The Securities and Exchange Commission extended the date by which registered investment advisers must comply with the ban on third-party solicitation in Rule 206(4)-5 under the Investment Advisers Act. The SEC is extending the compliance date in order to ensure an orderly transition. Since solicitors will need to registered as an investment adviser or a broker/dealer or a municipal advisor.
Part of the rule was reliant on FINRA coming up with a rule to meet the requirements under the definition of “registered person” in 206(4)-5(f)(9)(ii)(B) for broker-dealers. FINRA has not done that yet. (Isn’t FINRA supposed to be more effective than the SEC?)

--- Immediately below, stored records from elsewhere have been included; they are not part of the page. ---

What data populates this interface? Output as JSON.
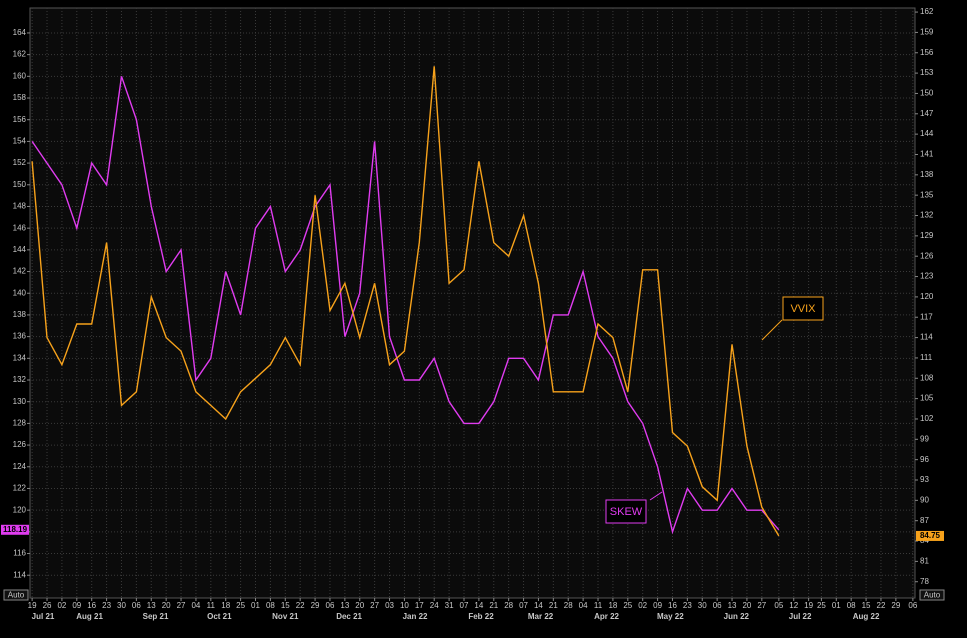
{
  "chart_data": {
    "type": "line",
    "x": [
      "2021-07-19",
      "2021-07-26",
      "2021-08-02",
      "2021-08-09",
      "2021-08-16",
      "2021-08-23",
      "2021-08-30",
      "2021-09-06",
      "2021-09-13",
      "2021-09-20",
      "2021-09-27",
      "2021-10-04",
      "2021-10-11",
      "2021-10-18",
      "2021-10-25",
      "2021-11-01",
      "2021-11-08",
      "2021-11-15",
      "2021-11-22",
      "2021-11-29",
      "2021-12-06",
      "2021-12-13",
      "2021-12-20",
      "2021-12-27",
      "2022-01-03",
      "2022-01-10",
      "2022-01-17",
      "2022-01-24",
      "2022-01-31",
      "2022-02-07",
      "2022-02-14",
      "2022-02-21",
      "2022-02-28",
      "2022-03-07",
      "2022-03-14",
      "2022-03-21",
      "2022-03-28",
      "2022-04-04",
      "2022-04-11",
      "2022-04-18",
      "2022-04-25",
      "2022-05-02",
      "2022-05-09",
      "2022-05-16",
      "2022-05-23",
      "2022-05-30",
      "2022-06-06",
      "2022-06-13",
      "2022-06-20",
      "2022-06-27",
      "2022-07-05"
    ],
    "series": [
      {
        "name": "SKEW",
        "color": "#e03cf0",
        "axis": "y",
        "values": [
          154,
          152,
          150,
          146,
          152,
          150,
          160,
          156,
          148,
          142,
          144,
          132,
          134,
          142,
          138,
          146,
          148,
          142,
          144,
          148,
          150,
          136,
          140,
          154,
          136,
          132,
          132,
          134,
          130,
          128,
          128,
          130,
          134,
          134,
          132,
          138,
          138,
          142,
          136,
          134,
          130,
          128,
          124,
          118,
          122,
          120,
          120,
          122,
          120,
          120,
          118.19
        ]
      },
      {
        "name": "VVIX",
        "color": "#f7a21b",
        "axis": "y2",
        "values": [
          140,
          114,
          110,
          116,
          116,
          128,
          104,
          106,
          120,
          114,
          112,
          106,
          104,
          102,
          106,
          108,
          110,
          114,
          110,
          135,
          118,
          122,
          114,
          122,
          110,
          112,
          128,
          154,
          122,
          124,
          140,
          128,
          126,
          132,
          122,
          106,
          106,
          106,
          116,
          114,
          106,
          124,
          124,
          100,
          98,
          92,
          90,
          113,
          98,
          89,
          84.75
        ]
      }
    ],
    "xlim": [
      "2021-07-18",
      "2022-09-07"
    ],
    "xticks": [
      {
        "value": "2021-07-19",
        "label": "19"
      },
      {
        "value": "2021-07-26",
        "label": "26"
      },
      {
        "value": "2021-08-02",
        "label": "02"
      },
      {
        "value": "2021-08-09",
        "label": "09"
      },
      {
        "value": "2021-08-16",
        "label": "16"
      },
      {
        "value": "2021-08-23",
        "label": "23"
      },
      {
        "value": "2021-08-30",
        "label": "30"
      },
      {
        "value": "2021-09-06",
        "label": "06"
      },
      {
        "value": "2021-09-13",
        "label": "13"
      },
      {
        "value": "2021-09-20",
        "label": "20"
      },
      {
        "value": "2021-09-27",
        "label": "27"
      },
      {
        "value": "2021-10-04",
        "label": "04"
      },
      {
        "value": "2021-10-11",
        "label": "11"
      },
      {
        "value": "2021-10-18",
        "label": "18"
      },
      {
        "value": "2021-10-25",
        "label": "25"
      },
      {
        "value": "2021-11-01",
        "label": "01"
      },
      {
        "value": "2021-11-08",
        "label": "08"
      },
      {
        "value": "2021-11-15",
        "label": "15"
      },
      {
        "value": "2021-11-22",
        "label": "22"
      },
      {
        "value": "2021-11-29",
        "label": "29"
      },
      {
        "value": "2021-12-06",
        "label": "06"
      },
      {
        "value": "2021-12-13",
        "label": "13"
      },
      {
        "value": "2021-12-20",
        "label": "20"
      },
      {
        "value": "2021-12-27",
        "label": "27"
      },
      {
        "value": "2022-01-03",
        "label": "03"
      },
      {
        "value": "2022-01-10",
        "label": "10"
      },
      {
        "value": "2022-01-17",
        "label": "17"
      },
      {
        "value": "2022-01-24",
        "label": "24"
      },
      {
        "value": "2022-01-31",
        "label": "31"
      },
      {
        "value": "2022-02-07",
        "label": "07"
      },
      {
        "value": "2022-02-14",
        "label": "14"
      },
      {
        "value": "2022-02-21",
        "label": "21"
      },
      {
        "value": "2022-02-28",
        "label": "28"
      },
      {
        "value": "2022-03-07",
        "label": "07"
      },
      {
        "value": "2022-03-14",
        "label": "14"
      },
      {
        "value": "2022-03-21",
        "label": "21"
      },
      {
        "value": "2022-03-28",
        "label": "28"
      },
      {
        "value": "2022-04-04",
        "label": "04"
      },
      {
        "value": "2022-04-11",
        "label": "11"
      },
      {
        "value": "2022-04-18",
        "label": "18"
      },
      {
        "value": "2022-04-25",
        "label": "25"
      },
      {
        "value": "2022-05-02",
        "label": "02"
      },
      {
        "value": "2022-05-09",
        "label": "09"
      },
      {
        "value": "2022-05-16",
        "label": "16"
      },
      {
        "value": "2022-05-23",
        "label": "23"
      },
      {
        "value": "2022-05-30",
        "label": "30"
      },
      {
        "value": "2022-06-06",
        "label": "06"
      },
      {
        "value": "2022-06-13",
        "label": "13"
      },
      {
        "value": "2022-06-20",
        "label": "20"
      },
      {
        "value": "2022-06-27",
        "label": "27"
      },
      {
        "value": "2022-07-05",
        "label": "05"
      },
      {
        "value": "2022-07-12",
        "label": "12"
      },
      {
        "value": "2022-07-19",
        "label": "19"
      },
      {
        "value": "2022-07-25",
        "label": "25"
      },
      {
        "value": "2022-08-01",
        "label": "01"
      },
      {
        "value": "2022-08-08",
        "label": "08"
      },
      {
        "value": "2022-08-15",
        "label": "15"
      },
      {
        "value": "2022-08-22",
        "label": "22"
      },
      {
        "value": "2022-08-29",
        "label": "29"
      },
      {
        "value": "2022-09-06",
        "label": "06"
      }
    ],
    "month_labels": [
      {
        "value": "2021-07-15",
        "label": "Jul 21"
      },
      {
        "value": "2021-08-15",
        "label": "Aug 21"
      },
      {
        "value": "2021-09-15",
        "label": "Sep 21"
      },
      {
        "value": "2021-10-15",
        "label": "Oct 21"
      },
      {
        "value": "2021-11-15",
        "label": "Nov 21"
      },
      {
        "value": "2021-12-15",
        "label": "Dec 21"
      },
      {
        "value": "2022-01-15",
        "label": "Jan 22"
      },
      {
        "value": "2022-02-15",
        "label": "Feb 22"
      },
      {
        "value": "2022-03-15",
        "label": "Mar 22"
      },
      {
        "value": "2022-04-15",
        "label": "Apr 22"
      },
      {
        "value": "2022-05-15",
        "label": "May 22"
      },
      {
        "value": "2022-06-15",
        "label": "Jun 22"
      },
      {
        "value": "2022-07-15",
        "label": "Jul 22"
      },
      {
        "value": "2022-08-15",
        "label": "Aug 22"
      }
    ],
    "ylim": [
      111.9,
      166.3
    ],
    "yticks": [
      114,
      116,
      118,
      120,
      122,
      124,
      126,
      128,
      130,
      132,
      134,
      136,
      138,
      140,
      142,
      144,
      146,
      148,
      150,
      152,
      154,
      156,
      158,
      160,
      162,
      164
    ],
    "y2lim": [
      75.6,
      162.6
    ],
    "y2ticks": [
      78,
      81,
      84,
      87,
      90,
      93,
      96,
      99,
      102,
      105,
      108,
      111,
      114,
      117,
      120,
      123,
      126,
      129,
      132,
      135,
      138,
      141,
      144,
      147,
      150,
      153,
      156,
      159,
      162
    ],
    "grid": true,
    "annotations": [
      {
        "text": "VVIX",
        "series": 1
      },
      {
        "text": "SKEW",
        "series": 0
      }
    ]
  },
  "controls": [
    "Auto",
    "Auto"
  ]
}
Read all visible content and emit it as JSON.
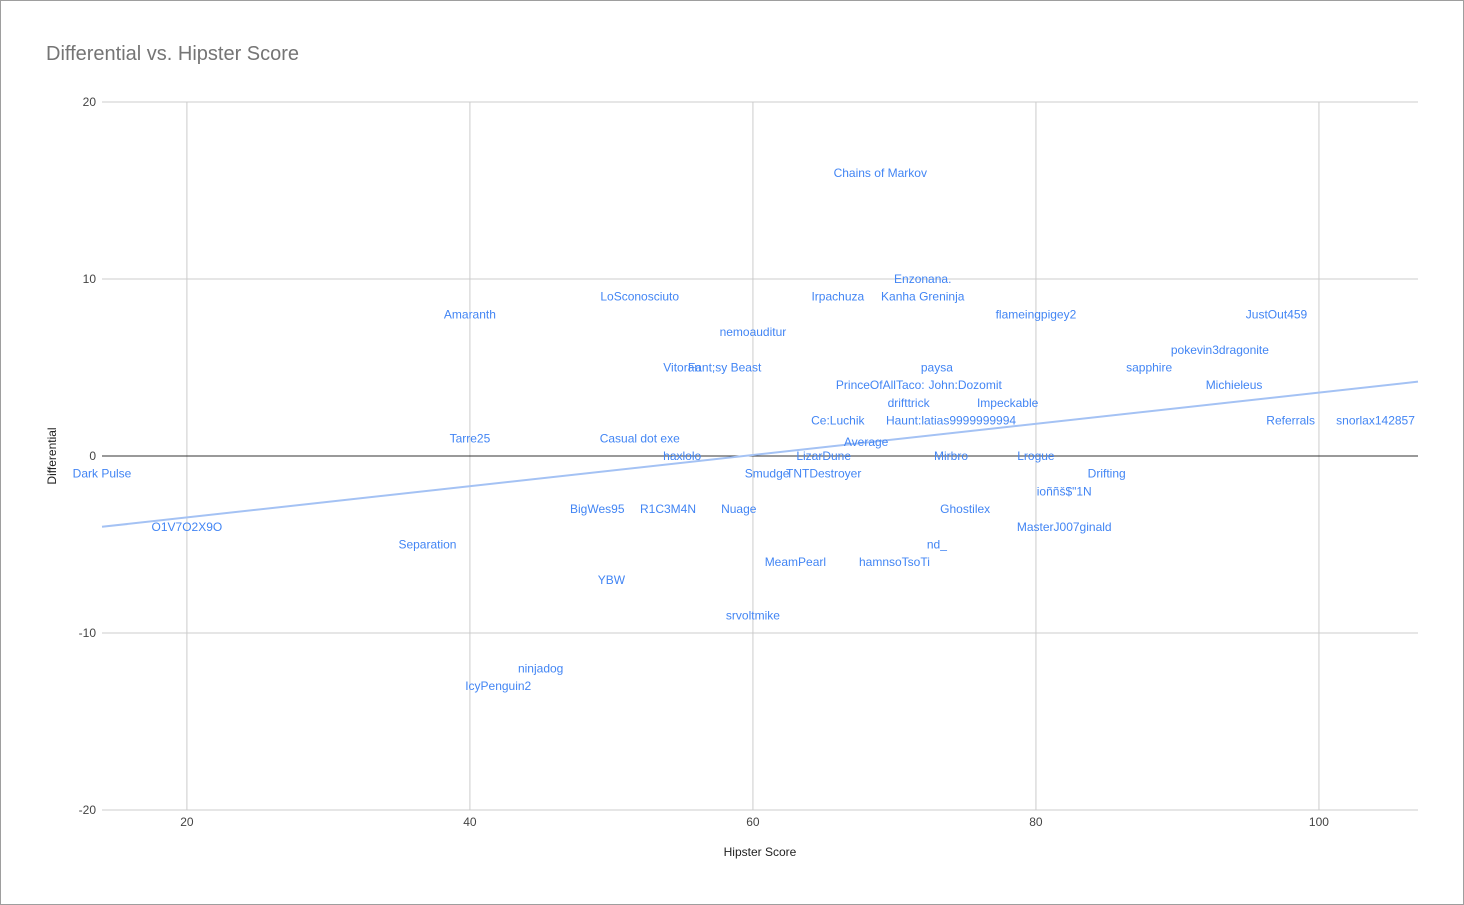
{
  "chart_data": {
    "type": "scatter",
    "title": "Differential vs. Hipster Score",
    "xlabel": "Hipster Score",
    "ylabel": "Differential",
    "xlim": [
      14,
      107
    ],
    "ylim": [
      -20,
      20
    ],
    "x_ticks": [
      20,
      40,
      60,
      80,
      100
    ],
    "y_ticks": [
      -20,
      -10,
      0,
      10,
      20
    ],
    "grid": true,
    "legend": "none",
    "point_labels_only": true,
    "colors": {
      "labels": "#4285f4",
      "trendline": "#a4c2f4",
      "grid": "#cccccc",
      "zero_line": "#333333",
      "axis_text": "#444444",
      "title": "#757575"
    },
    "trendline": {
      "type": "linear",
      "points": [
        [
          14,
          -4.0
        ],
        [
          107,
          4.2
        ]
      ]
    },
    "points": [
      {
        "label": "Chains of Markov",
        "x": 69,
        "y": 16
      },
      {
        "label": "Enzonana.",
        "x": 72,
        "y": 10
      },
      {
        "label": "LoSconosciuto",
        "x": 52,
        "y": 9
      },
      {
        "label": "Irpachuza",
        "x": 66,
        "y": 9
      },
      {
        "label": "Kanha Greninja",
        "x": 72,
        "y": 9
      },
      {
        "label": "Amaranth",
        "x": 40,
        "y": 8
      },
      {
        "label": "flameingpigey2",
        "x": 80,
        "y": 8
      },
      {
        "label": "JustOut459",
        "x": 97,
        "y": 8
      },
      {
        "label": "nemoauditur",
        "x": 60,
        "y": 7
      },
      {
        "label": "pokevin3dragonite",
        "x": 93,
        "y": 6
      },
      {
        "label": "Vitoran",
        "x": 55,
        "y": 5
      },
      {
        "label": "Fant;sy Beast",
        "x": 58,
        "y": 5
      },
      {
        "label": "paysa",
        "x": 73,
        "y": 5
      },
      {
        "label": "sapphire",
        "x": 88,
        "y": 5
      },
      {
        "label": "PrinceOfAllTaco:",
        "x": 69,
        "y": 4
      },
      {
        "label": "John:Dozomit",
        "x": 75,
        "y": 4
      },
      {
        "label": "Michieleus",
        "x": 94,
        "y": 4
      },
      {
        "label": "drifttrick",
        "x": 71,
        "y": 3
      },
      {
        "label": "Impeckable",
        "x": 78,
        "y": 3
      },
      {
        "label": "Ce:Luchik",
        "x": 66,
        "y": 2
      },
      {
        "label": "Haunt:latias9999999994",
        "x": 74,
        "y": 2
      },
      {
        "label": "Referrals",
        "x": 98,
        "y": 2
      },
      {
        "label": "snorlax142857",
        "x": 104,
        "y": 2
      },
      {
        "label": "Tarre25",
        "x": 40,
        "y": 1
      },
      {
        "label": "Casual dot exe",
        "x": 52,
        "y": 1
      },
      {
        "label": "Average",
        "x": 68,
        "y": 0.8
      },
      {
        "label": "Dark Pulse",
        "x": 14,
        "y": -1
      },
      {
        "label": "haxlolo",
        "x": 55,
        "y": 0
      },
      {
        "label": "LizarDune",
        "x": 65,
        "y": 0
      },
      {
        "label": "Mirbro",
        "x": 74,
        "y": 0
      },
      {
        "label": "Lrogue",
        "x": 80,
        "y": 0
      },
      {
        "label": "Smudge",
        "x": 61,
        "y": -1
      },
      {
        "label": "TNTDestroyer",
        "x": 65,
        "y": -1
      },
      {
        "label": "Drifting",
        "x": 85,
        "y": -1
      },
      {
        "label": "ioññš$\"1N",
        "x": 82,
        "y": -2
      },
      {
        "label": "BigWes95",
        "x": 49,
        "y": -3
      },
      {
        "label": "R1C3M4N",
        "x": 54,
        "y": -3
      },
      {
        "label": "Nuage",
        "x": 59,
        "y": -3
      },
      {
        "label": "Ghostilex",
        "x": 75,
        "y": -3
      },
      {
        "label": "O1V7O2X9O",
        "x": 20,
        "y": -4
      },
      {
        "label": "MasterJ007ginald",
        "x": 82,
        "y": -4
      },
      {
        "label": "Separation",
        "x": 37,
        "y": -5
      },
      {
        "label": "nd_",
        "x": 73,
        "y": -5
      },
      {
        "label": "MeamPearl",
        "x": 63,
        "y": -6
      },
      {
        "label": "hamnsoTsoTi",
        "x": 70,
        "y": -6
      },
      {
        "label": "YBW",
        "x": 50,
        "y": -7
      },
      {
        "label": "srvoltmike",
        "x": 60,
        "y": -9
      },
      {
        "label": "ninjadog",
        "x": 45,
        "y": -12
      },
      {
        "label": "IcyPenguin2",
        "x": 42,
        "y": -13
      }
    ]
  }
}
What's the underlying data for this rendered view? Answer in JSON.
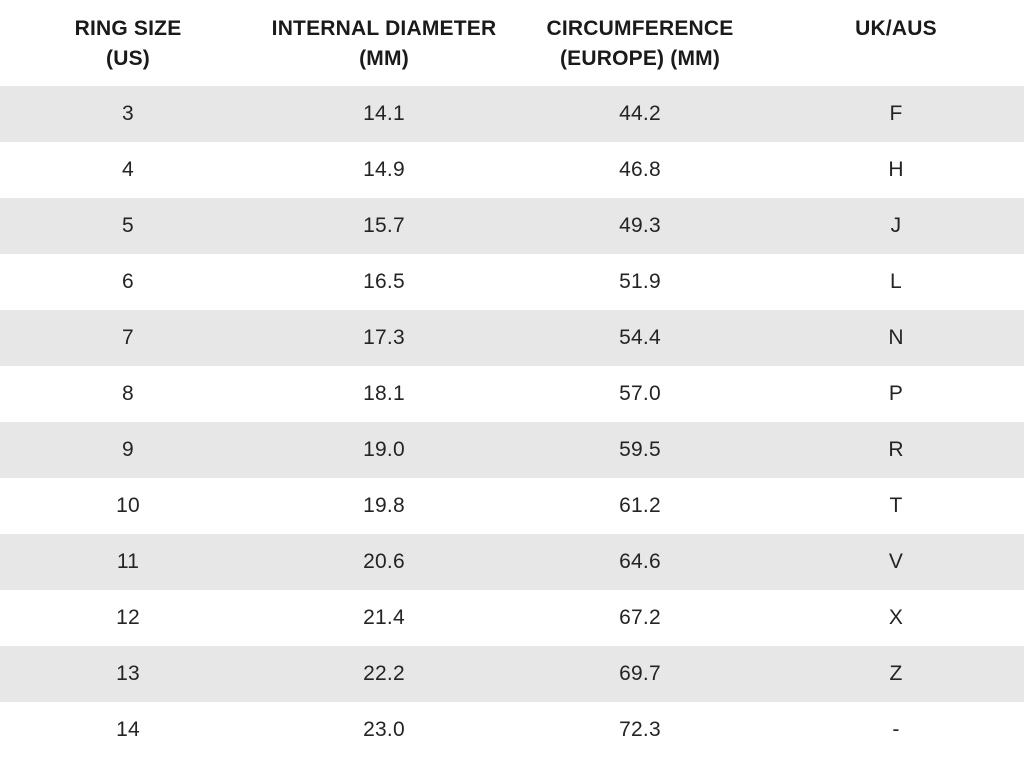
{
  "theme": {
    "stripe": "#e7e7e7",
    "header-text": "#1a1a1a",
    "body-text": "#242424",
    "page-bg": "#ffffff"
  },
  "headers_display": [
    "RING SIZE\n(US)",
    "INTERNAL DIAMETER\n(MM)",
    "CIRCUMFERENCE\n(EUROPE) (MM)",
    "UK/AUS"
  ],
  "chart_data": {
    "type": "table",
    "columns": [
      "RING SIZE (US)",
      "INTERNAL DIAMETER (MM)",
      "CIRCUMFERENCE (EUROPE) (MM)",
      "UK/AUS"
    ],
    "rows": [
      [
        "3",
        "14.1",
        "44.2",
        "F"
      ],
      [
        "4",
        "14.9",
        "46.8",
        "H"
      ],
      [
        "5",
        "15.7",
        "49.3",
        "J"
      ],
      [
        "6",
        "16.5",
        "51.9",
        "L"
      ],
      [
        "7",
        "17.3",
        "54.4",
        "N"
      ],
      [
        "8",
        "18.1",
        "57.0",
        "P"
      ],
      [
        "9",
        "19.0",
        "59.5",
        "R"
      ],
      [
        "10",
        "19.8",
        "61.2",
        "T"
      ],
      [
        "11",
        "20.6",
        "64.6",
        "V"
      ],
      [
        "12",
        "21.4",
        "67.2",
        "X"
      ],
      [
        "13",
        "22.2",
        "69.7",
        "Z"
      ],
      [
        "14",
        "23.0",
        "72.3",
        "-"
      ]
    ],
    "layout": {
      "striped_rows": "odd rows (1st, 3rd, ...) shaded",
      "stripe_color": "#e7e7e7",
      "alignment": "center",
      "grid": false,
      "borders": false
    }
  }
}
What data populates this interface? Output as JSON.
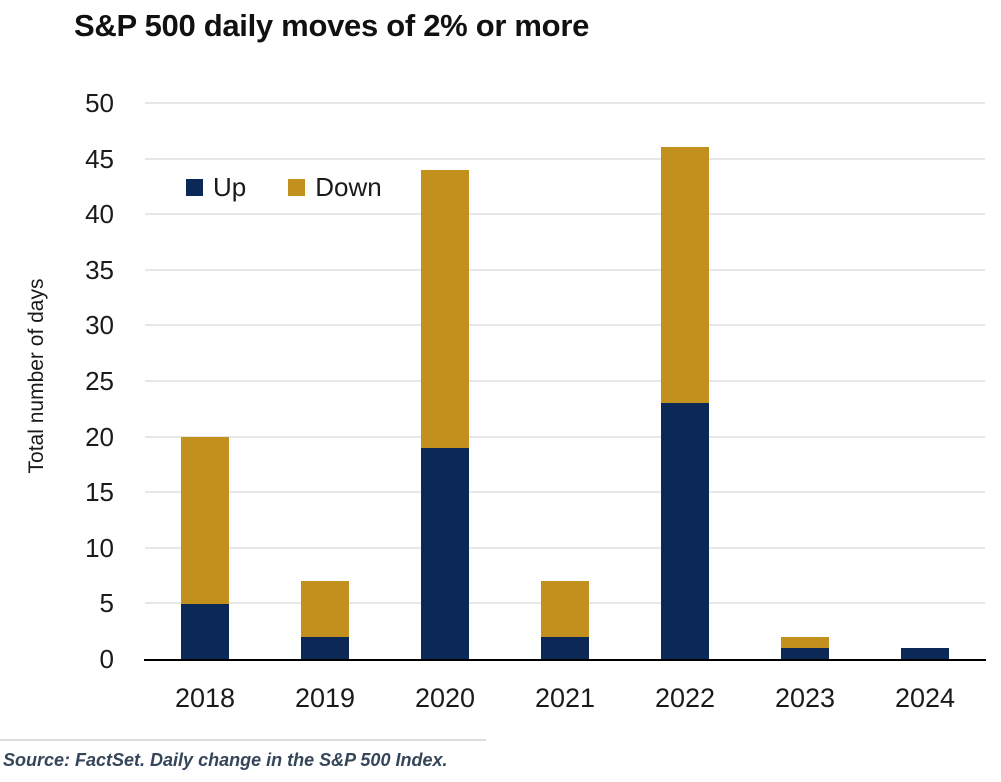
{
  "page": {
    "source_note": "Source: FactSet. Daily change in the S&P 500 Index."
  },
  "chart_data": {
    "type": "bar",
    "stacked": true,
    "title": "S&P 500 daily moves of 2% or more",
    "categories": [
      "2018",
      "2019",
      "2020",
      "2021",
      "2022",
      "2023",
      "2024"
    ],
    "series": [
      {
        "name": "Up",
        "color": "#0B2857",
        "values": [
          5,
          2,
          19,
          2,
          23,
          1,
          1
        ]
      },
      {
        "name": "Down",
        "color": "#C2901C",
        "values": [
          15,
          5,
          25,
          5,
          23,
          1,
          0
        ]
      }
    ],
    "totals": [
      20,
      7,
      44,
      7,
      46,
      2,
      1
    ],
    "xlabel": "",
    "ylabel": "Total number of days",
    "ylim": [
      0,
      50
    ],
    "ytick_step": 5,
    "grid": true,
    "legend_position": "top-left-inside"
  },
  "colors": {
    "up": "#0B2857",
    "down": "#C2901C",
    "title_text": "#111111",
    "tick_text": "#1A1A1A",
    "gridline": "#E7E7E7",
    "axis_line": "#000000",
    "divider": "#DCDCDC",
    "source_text": "#36465A",
    "background": "#FFFFFF"
  }
}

It’s not just FINRA, the the Municipal Securities Rulemaking Board has not finished its rules for municipal advisers under 206(4)-5(f)(9)(iii).
My IACCP symposium also raised the limitations in Rule 206(4)-3. That rule prohibits the use of solicitors in fundraising unless certain requirements are met. The rule specifically refers to “clients” with no further elaboration. For a private fund, that raises the distinction between the fund as a client and the fund investors as limited partners in the fund.
Fortunately, there is an interpretative letter ruling on the topic
We believe that Rule 206(4)-3 generally does not apply to a registered investment adviser’s cash payment to a person solely to compensate that person for soliciting investors or prospective investors for, or referring investors or prospective investors to, an investment pool managed by the adviser.